Artist: Tom Humphreys
Exhibition title: Under the wing
Venue: Forde, Geneva, Switzerland
Date: February 2 – March 26, 2017
Photography: all images copyright and courtesy of the artist and Forde, Geneva
Tom Humphreys is at Forde presenting a large selection of the plates which have punctuated his exhibits with pointillist touches since 2009. Shown for the first time as an autonomous collection, the plates are bought on the retail market before the artist overglazes and re-fires them himself. Much like a series of drawings sketched on the corner of a table, each work results from a quick and simple gesture that resolves a problem posed by the the plate’s original design. Over the years this casual activity has engendered a considerable body of work.
However the ambitious desire to present a complete work runs counter to the the banal aspect of a collection of objects with no pedigree. One can discern similarities of size, concavity or colour amid the multitude of plates on display. Despite hanging the plates with a leaning towards formal typologies, the groupings still shed no light on an object whose ethnographic and historic qualities are practically of no consequence.
An inconsistent generosity likewise applies to the images that Humphreys transfer prints on the plates. They offer up a varied – but not representative – sampling of silhouettes, of portraits featuring men, women, children, groups, cats, dogs or architecture. Fixing ordinary moments on this lasting medium extracts them from the banal to bestow them with heightened attention. But the formats that contain the images and the close ups that trim them are indicative of an equivocal gesture.

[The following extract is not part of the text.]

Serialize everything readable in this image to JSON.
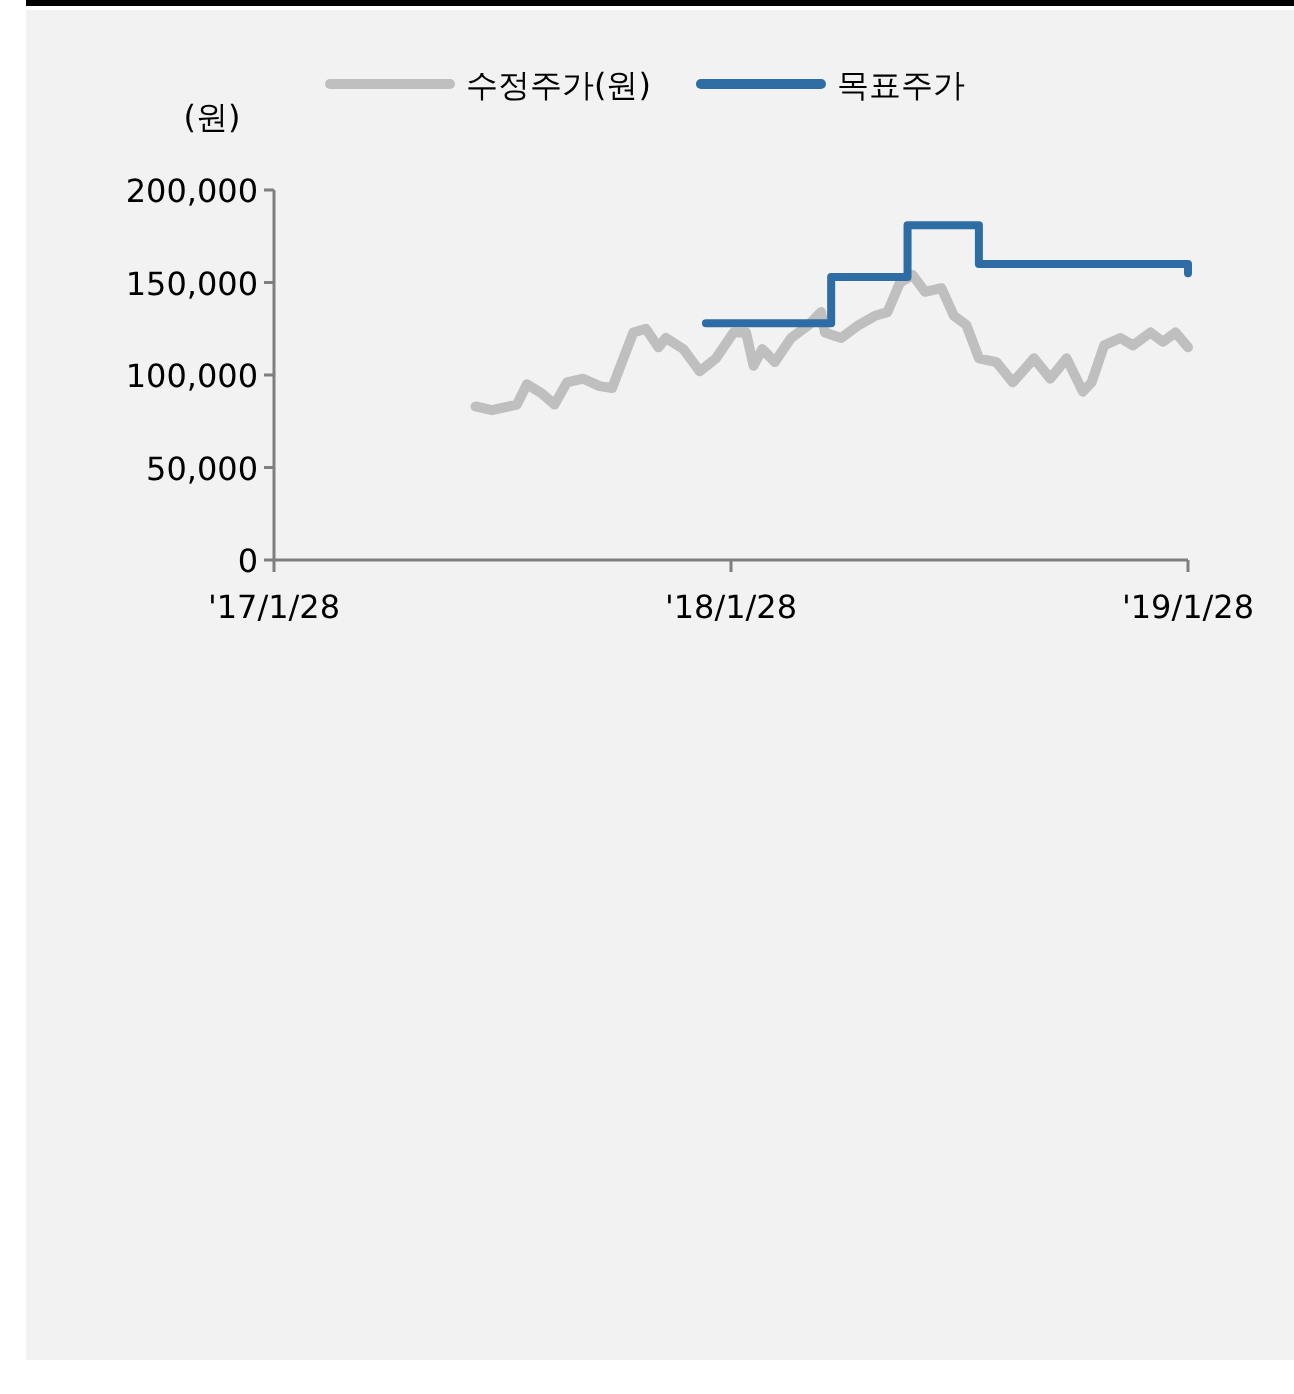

The exhibition plays with exhausting the innumerable combinations possible of image and subject matter. Humphreys comes close to a fallible but perfectable algorithm. He matches up givens based on a slightly absurd methodology of gathering elements. The artist’s hand can be identified by his gestural painting but engenders confusion between the modes of producing serial work and artisinal craft while also evoking the customisation possibilities offered by the modes of digital production. The plates bring to mind the attempts of destandardisation of the radical design, an imaginary craft from the Industrial Era, an iconoclastic situationism, painterly neo-romantic expressions and a nonchalant system of negation. The idea is the standard that is infinitely replicable. Like a signature.